> From: owner-openssl-us...@openssl.org On Behalf Of Jakob Bohm
> Sent: Thursday, 11 October, 2012 10:45

> On 10/11/2012 4:16 PM, redpath wrote:
> >
> > Well the situation is I have a file which has been signed 
> for its contents.
> > This signature
> > is used to verify the authentication of the file. The 
> signature works great
> > but I want to use
> > best practices to package the signature. A PKCS7 was 
> suggested.
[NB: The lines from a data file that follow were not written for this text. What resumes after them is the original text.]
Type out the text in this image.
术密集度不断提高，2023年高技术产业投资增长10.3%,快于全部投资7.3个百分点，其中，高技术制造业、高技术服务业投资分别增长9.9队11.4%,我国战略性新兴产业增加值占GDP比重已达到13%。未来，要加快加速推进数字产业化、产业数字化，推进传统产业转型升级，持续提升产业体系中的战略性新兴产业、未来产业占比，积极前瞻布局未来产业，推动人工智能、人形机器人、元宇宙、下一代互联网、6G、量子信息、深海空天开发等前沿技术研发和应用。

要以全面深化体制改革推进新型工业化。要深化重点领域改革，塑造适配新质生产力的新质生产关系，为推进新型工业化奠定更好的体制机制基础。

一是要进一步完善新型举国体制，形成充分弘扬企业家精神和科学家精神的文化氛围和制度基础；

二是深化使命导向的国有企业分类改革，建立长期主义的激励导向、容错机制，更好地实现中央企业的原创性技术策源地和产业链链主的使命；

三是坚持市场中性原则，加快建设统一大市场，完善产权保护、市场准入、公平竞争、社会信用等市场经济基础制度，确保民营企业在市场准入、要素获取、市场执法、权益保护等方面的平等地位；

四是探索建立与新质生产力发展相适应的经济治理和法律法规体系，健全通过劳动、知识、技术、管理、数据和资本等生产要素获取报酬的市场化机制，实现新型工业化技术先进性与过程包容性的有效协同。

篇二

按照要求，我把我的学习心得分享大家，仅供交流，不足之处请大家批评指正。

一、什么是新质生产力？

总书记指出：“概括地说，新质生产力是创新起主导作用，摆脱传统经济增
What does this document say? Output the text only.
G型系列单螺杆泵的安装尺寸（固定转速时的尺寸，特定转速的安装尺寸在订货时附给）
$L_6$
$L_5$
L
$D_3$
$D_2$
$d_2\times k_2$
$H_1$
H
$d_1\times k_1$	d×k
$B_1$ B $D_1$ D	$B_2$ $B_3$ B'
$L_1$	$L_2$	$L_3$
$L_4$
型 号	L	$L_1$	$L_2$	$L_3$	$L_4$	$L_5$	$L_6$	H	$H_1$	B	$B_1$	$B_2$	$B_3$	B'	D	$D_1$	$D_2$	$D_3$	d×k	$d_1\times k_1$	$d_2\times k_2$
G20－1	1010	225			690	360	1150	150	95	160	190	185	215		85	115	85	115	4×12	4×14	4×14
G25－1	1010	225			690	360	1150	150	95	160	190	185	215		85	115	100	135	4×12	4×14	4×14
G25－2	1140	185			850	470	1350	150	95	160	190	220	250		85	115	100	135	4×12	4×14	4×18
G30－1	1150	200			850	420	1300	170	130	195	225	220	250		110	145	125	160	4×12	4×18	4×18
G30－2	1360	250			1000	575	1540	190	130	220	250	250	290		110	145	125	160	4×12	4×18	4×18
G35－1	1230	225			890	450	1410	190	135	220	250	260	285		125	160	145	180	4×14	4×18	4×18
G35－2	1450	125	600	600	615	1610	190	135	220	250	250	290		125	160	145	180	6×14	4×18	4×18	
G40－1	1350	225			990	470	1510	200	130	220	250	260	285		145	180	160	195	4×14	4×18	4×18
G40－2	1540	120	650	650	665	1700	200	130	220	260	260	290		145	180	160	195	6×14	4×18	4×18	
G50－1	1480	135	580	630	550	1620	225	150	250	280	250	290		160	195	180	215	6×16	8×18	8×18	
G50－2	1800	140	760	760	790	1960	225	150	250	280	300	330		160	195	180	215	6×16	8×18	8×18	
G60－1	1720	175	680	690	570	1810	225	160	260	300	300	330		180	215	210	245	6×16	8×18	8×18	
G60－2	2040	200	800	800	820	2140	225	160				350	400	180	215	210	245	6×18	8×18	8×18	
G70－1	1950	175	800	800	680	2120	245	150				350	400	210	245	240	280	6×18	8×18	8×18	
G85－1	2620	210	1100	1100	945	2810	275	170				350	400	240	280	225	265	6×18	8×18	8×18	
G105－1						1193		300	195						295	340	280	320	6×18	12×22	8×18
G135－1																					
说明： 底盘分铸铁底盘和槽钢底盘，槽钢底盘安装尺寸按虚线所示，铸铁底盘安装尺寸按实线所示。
So I assume
> > I can extract this signature from the PKCS7 to verify the 
> file contents
> > which I create the message digest SHA2 from.
> 
> This sounds like you want a "detached" PKCS#7 signature, where the 
> PKCS#7 structure itself contains some meta-information about the file
> (such as what hash algorithm to use and what date the signature was
> made), but not the actual file contents.
> 
> Detached PKCS#7 signatures are very common, this is how PKCS#7 is used
> with signed (but not encrypted) e-mails, Microsoft Authenticode 
> signatures and many other uses.
> 
> The function families suggested to you also contain functions that can
> generate and validate detached PKCS7 signatures.
> 
Yes. PKCS#7 is now officially Cryptographic Message Syntax (CMS), 
much like SSL is now officially Transport Level Security (TLS).
We often still use the old names loosely to mean both, 
but when implementing you may need to be more precise.
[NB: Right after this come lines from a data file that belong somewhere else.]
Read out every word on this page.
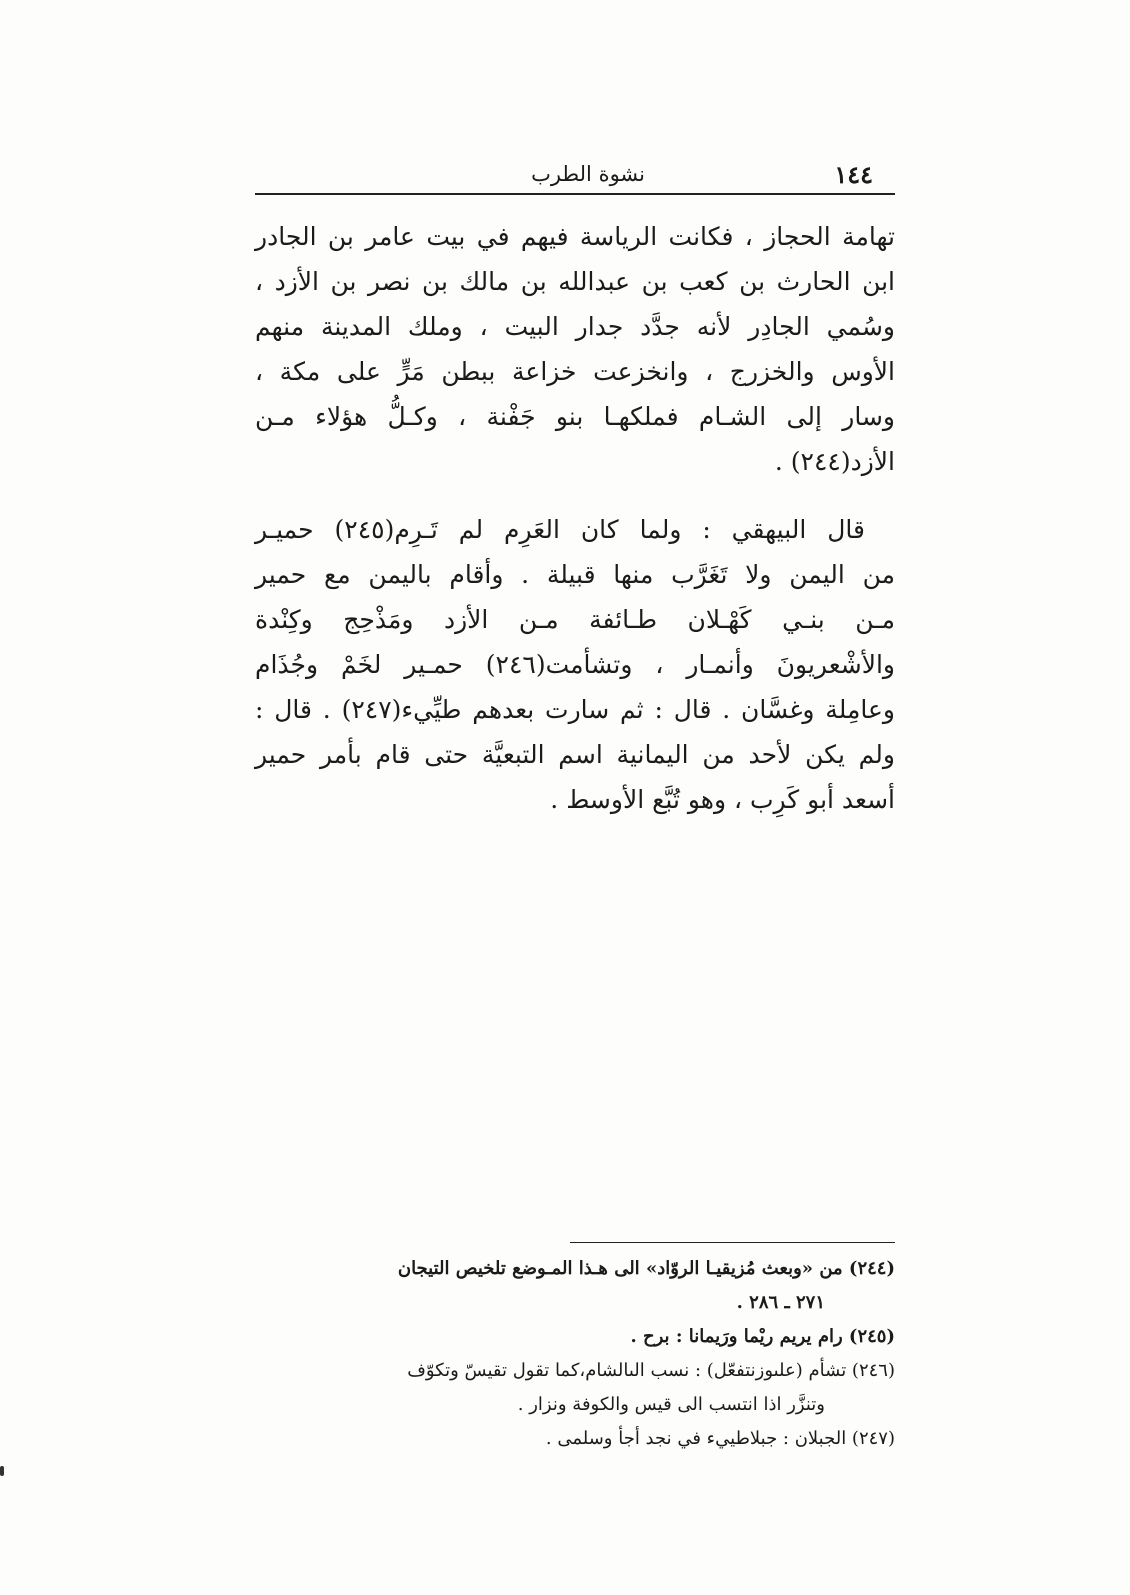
١٤٤
نشوة الطرب
تهامة الحجاز ، فكانت الرياسة فيهم في بيت عامر بن الجادر
ابن الحارث بن كعب بن عبدالله بن مالك بن نصر بن الأزد ،
وسُمي الجادِر لأنه جدَّد جدار البيت ، وملك المدينة منهم
الأوس والخزرج ، وانخزعت خزاعة ببطن مَرٍّ على مكة ،
وسار إلى الشـام فملكهـا بنو جَفْنة ، وكـلُّ هؤلاء مـن
الأزد(٢٤٤) .
قال البيهقي : ولما كان العَرِم لم تَـرِم(٢٤٥) حميـر
من اليمن ولا تَغَرَّب منها قبيلة . وأقام باليمن مع حمير
مـن بنـي كَهْـلان طـائفة مـن الأزد ومَذْحِج وكِنْدة
والأشْعريونَ وأنمـار ، وتشأمت(٢٤٦) حمـير لخَمْ وجُذَام
وعامِلة وغسَّان . قال : ثم سارت بعدهم طيِّيء(٢٤٧) . قال :
ولم يكن لأحد من اليمانية اسم التبعيَّة حتى قام بأمر حمير
أسعد أبو كَرِب ، وهو تُبَّع الأوسط .
(٢٤٤) من «وبعث مُزيقيـا الروّاد» الى هـذا المـوضع تلخيص التيجان
٢٧١ ـ ٢٨٦ .
(٢٤٥) رام يريم ريْما ورَيمانا : برح .
(٢٤٦) تشأم (علىوزنتفعّل) : نسب الىالشام،كما تقول تقيسّ وتكوّف
وتنزَّر اذا انتسب الى قيس والكوفة ونزار .
(٢٤٧) الجبلان : جبلاطييء في نجد أجأ وسلمى .
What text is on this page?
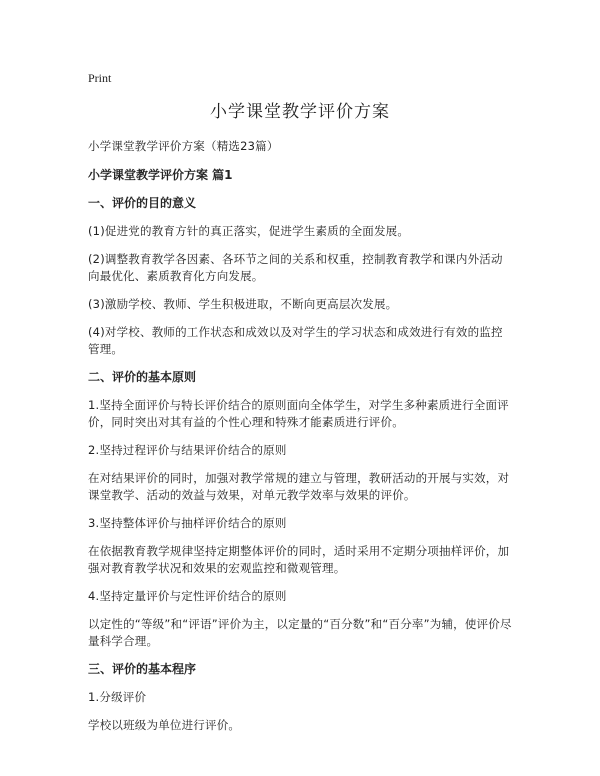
Print
小学课堂教学评价方案

小学课堂教学评价方案（精选23篇）

小学课堂教学评价方案 篇1

一、评价的目的意义

(1)促进党的教育方针的真正落实，促进学生素质的全面发展。

(2)调整教育教学各因素、各环节之间的关系和权重，控制教育教学和课内外活动向最优化、素质教育化方向发展。

(3)激励学校、教师、学生积极进取，不断向更高层次发展。

(4)对学校、教师的工作状态和成效以及对学生的学习状态和成效进行有效的监控管理。

二、评价的基本原则

1.坚持全面评价与特长评价结合的原则面向全体学生，对学生多种素质进行全面评价，同时突出对其有益的个性心理和特殊才能素质进行评价。

2.坚持过程评价与结果评价结合的原则

在对结果评价的同时，加强对教学常规的建立与管理，教研活动的开展与实效，对课堂教学、活动的效益与效果，对单元教学效率与效果的评价。

3.坚持整体评价与抽样评价结合的原则

在依据教育教学规律坚持定期整体评价的同时，适时采用不定期分项抽样评价，加强对教育教学状况和效果的宏观监控和微观管理。

4.坚持定量评价与定性评价结合的原则

以定性的“等级”和“评语”评价为主，以定量的“百分数”和“百分率”为辅，使评价尽量科学合理。

三、评价的基本程序

1.分级评价

学校以班级为单位进行评价。
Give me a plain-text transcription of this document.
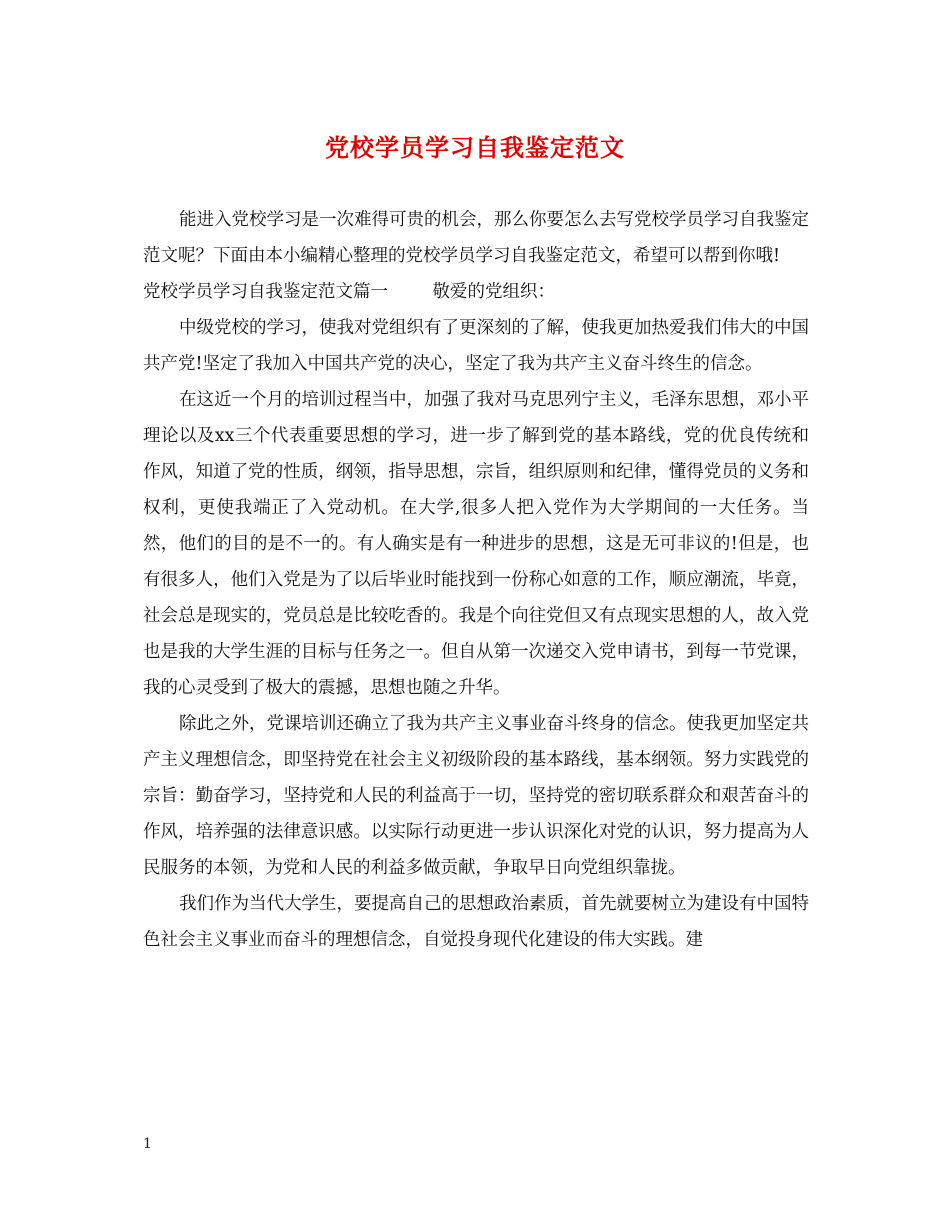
党校学员学习自我鉴定范文

能进入党校学习是一次难得可贵的机会，那么你要怎么去写党校学员学习自我鉴定范文呢？下面由本小编精心整理的党校学员学习自我鉴定范文，希望可以帮到你哦!

党校学员学习自我鉴定范文篇一	敬爱的党组织：

中级党校的学习，使我对党组织有了更深刻的了解，使我更加热爱我们伟大的中国共产党!坚定了我加入中国共产党的决心，坚定了我为共产主义奋斗终生的信念。

在这近一个月的培训过程当中，加强了我对马克思列宁主义，毛泽东思想，邓小平理论以及xx三个代表重要思想的学习，进一步了解到党的基本路线，党的优良传统和作风，知道了党的性质，纲领，指导思想，宗旨，组织原则和纪律，懂得党员的义务和权利，更使我端正了入党动机。在大学,很多人把入党作为大学期间的一大任务。当然，他们的目的是不一的。有人确实是有一种进步的思想，这是无可非议的!但是，也有很多人，他们入党是为了以后毕业时能找到一份称心如意的工作，顺应潮流，毕竟，社会总是现实的，党员总是比较吃香的。我是个向往党但又有点现实思想的人，故入党也是我的大学生涯的目标与任务之一。但自从第一次递交入党申请书，到每一节党课，我的心灵受到了极大的震撼，思想也随之升华。

除此之外，党课培训还确立了我为共产主义事业奋斗终身的信念。使我更加坚定共产主义理想信念，即坚持党在社会主义初级阶段的基本路线，基本纲领。努力实践党的宗旨：勤奋学习，坚持党和人民的利益高于一切，坚持党的密切联系群众和艰苦奋斗的作风，培养强的法律意识感。以实际行动更进一步认识深化对党的认识，努力提高为人民服务的本领，为党和人民的利益多做贡献，争取早日向党组织靠拢。

我们作为当代大学生，要提高自己的思想政治素质，首先就要树立为建设有中国特色社会主义事业而奋斗的理想信念，自觉投身现代化建设的伟大实践。建

1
> > Is there something I am missing here. Just want to use best 
> practices.
> > The challenger has the file and the PKCS7 (signature) to verify the
> > contents. The challenger has the
> > public key.
> >
> It is currently considered "best practice" to provide the public key
> in the form of an X.509 certificate issued by someone the challenger
> probably trusts with the ability to independently verify that you are
> who you say you are.  This will be provided to the challenger in two
> places (that must agree):
> 
That "someone" is called a Certificate Authority or CA. 
The cert should be from a CA the "challenger" (this is usually 
called verifier or relier) *does* trust; the issue is whether 
the signer knows, at signing time, who the reliers are or will be 
and what CAs they do or will trust. If you do know, use that; 
otherwise you must guess. With PKCS7/CMS signed-data you can 
generate and include multiple signatures on the same data; 
these could be signatures using 2 (or 5 or 42) different certs 
that different reliers do or are expected or hoped to trust.
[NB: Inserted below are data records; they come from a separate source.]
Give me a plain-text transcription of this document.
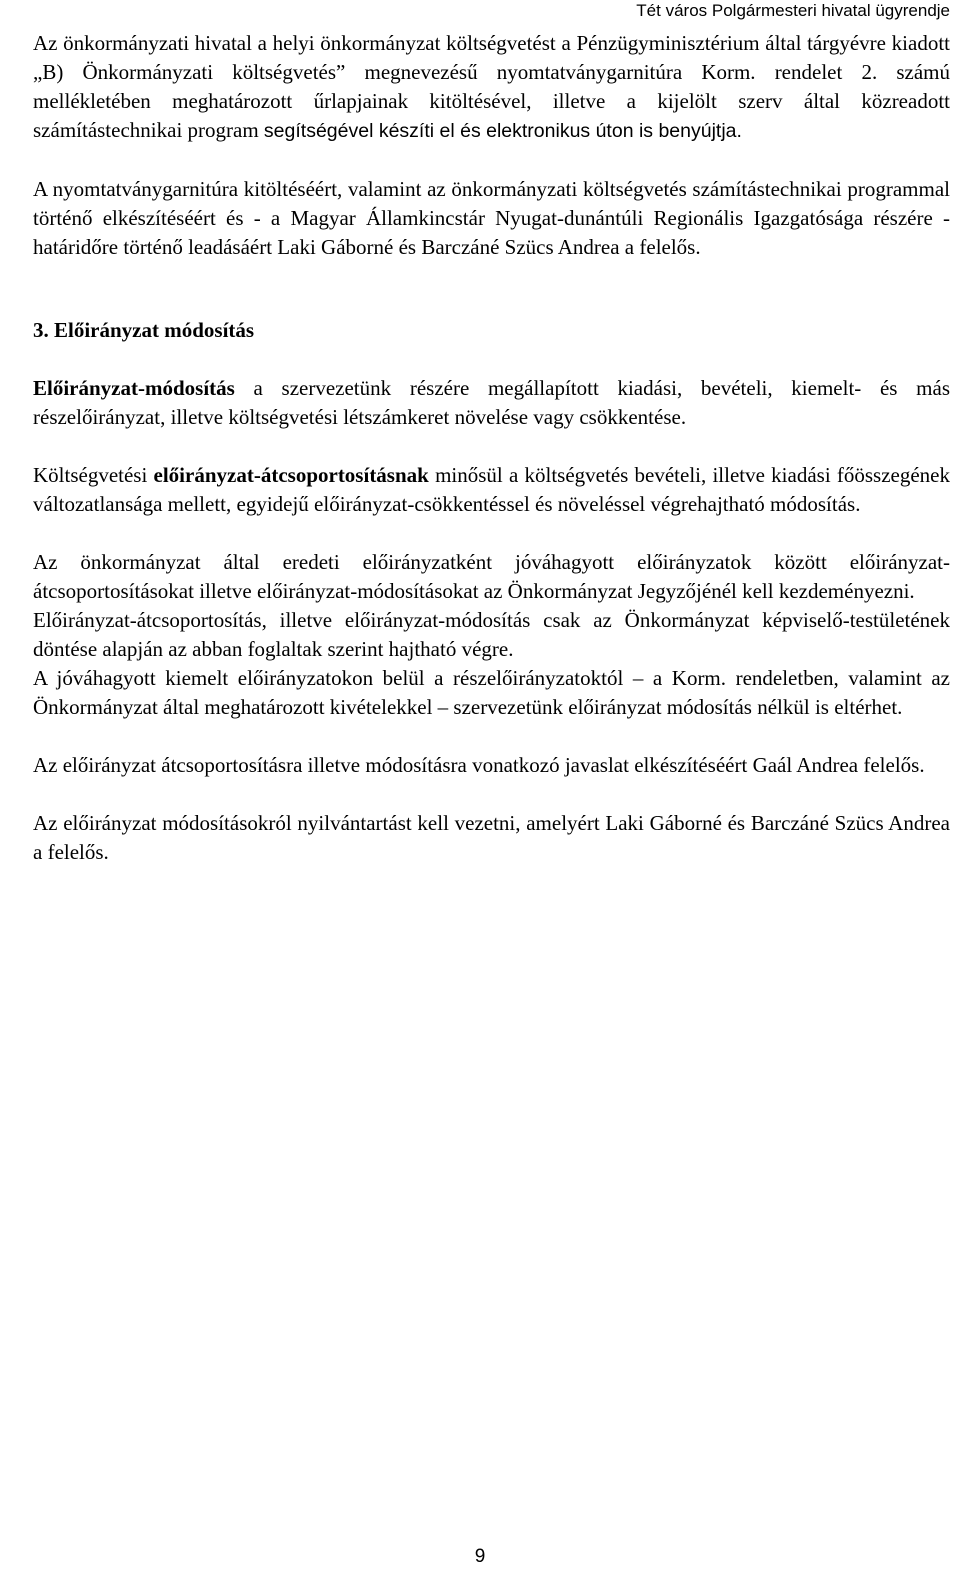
Tét város Polgármesteri hivatal ügyrendje

Az önkormányzati hivatal a helyi önkormányzat költségvetést a Pénzügyminisztérium által tárgyévre kiadott „B) Önkormányzati költségvetés” megnevezésű nyomtatványgarnitúra Korm. rendelet 2. számú mellékletében meghatározott űrlapjainak kitöltésével, illetve a kijelölt szerv által közreadott számítástechnikai program segítségével készíti el és elektronikus úton is benyújtja.

A nyomtatványgarnitúra kitöltéséért, valamint az önkormányzati költségvetés számítástechnikai programmal történő elkészítéséért és - a Magyar Államkincstár Nyugat-dunántúli Regionális Igazgatósága részére - határidőre történő leadásáért Laki Gáborné és Barczáné Szücs Andrea a felelős.

3. Előirányzat módosítás

Előirányzat-módosítás a szervezetünk részére megállapított kiadási, bevételi, kiemelt- és más részelőirányzat, illetve költségvetési létszámkeret növelése vagy csökkentése.

Költségvetési előirányzat-átcsoportosításnak minősül a költségvetés bevételi, illetve kiadási főösszegének változatlansága mellett, egyidejű előirányzat-csökkentéssel és növeléssel végrehajtható módosítás.

Az önkormányzat által eredeti előirányzatként jóváhagyott előirányzatok között előirányzat-átcsoportosításokat illetve előirányzat-módosításokat az Önkormányzat Jegyzőjénél kell kezdeményezni.

Előirányzat-átcsoportosítás, illetve előirányzat-módosítás csak az Önkormányzat képviselő-testületének döntése alapján az abban foglaltak szerint hajtható végre.

A jóváhagyott kiemelt előirányzatokon belül a részelőirányzatoktól – a Korm. rendeletben, valamint az Önkormányzat által meghatározott kivételekkel – szervezetünk előirányzat módosítás nélkül is eltérhet.

Az előirányzat átcsoportosításra illetve módosításra vonatkozó javaslat elkészítéséért Gaál Andrea felelős.

Az előirányzat módosításokról nyilvántartást kell vezetni, amelyért Laki Gáborné és Barczáné Szücs Andrea a felelős.

9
> 1. Inside the PKCS#7 structure (there is a field specifically 
> for that).
> 
The PKCS7/CMS SignerInfo always includes a field to *identify* 
the signing key, usually by issuer+serial of the signer's cert.
Signed-data *may* also include copies of any or all certs the 
relier(s) may need, starting with the signer's cert and going 
up the chain as necessary or desired.

> 2. Separately over a trusted delivery mechanism (so the challenger has
> another reason to be certain he has the proper public key to trust
> with signing the file contents).
> 
Not (normally) the signer's cert. A main feature of certs is 
they are signed and thus tamperprotected and authenticable, 
and so can be transmitted and/or stored without authentication 
or integrity protection. 

What does need to be passed to the relier(s) in a trusted way 
is the CA *root*, or other trust anchor, for the signer's cert. 
For public CAs like Verisign, this is usually done by the relier 
application or system installing a vendor-chosen set of public 
roots, which may be manually adjusted if necessary. E.g. 
Windows does this, and Firefox, and Java. Windows occasionally 
pushes updates as well, if you use Windows autoupdate (or one 
of Microsoft's enterprise updaters), which you pretty much 
must to handle the stream of security fixes in Windows.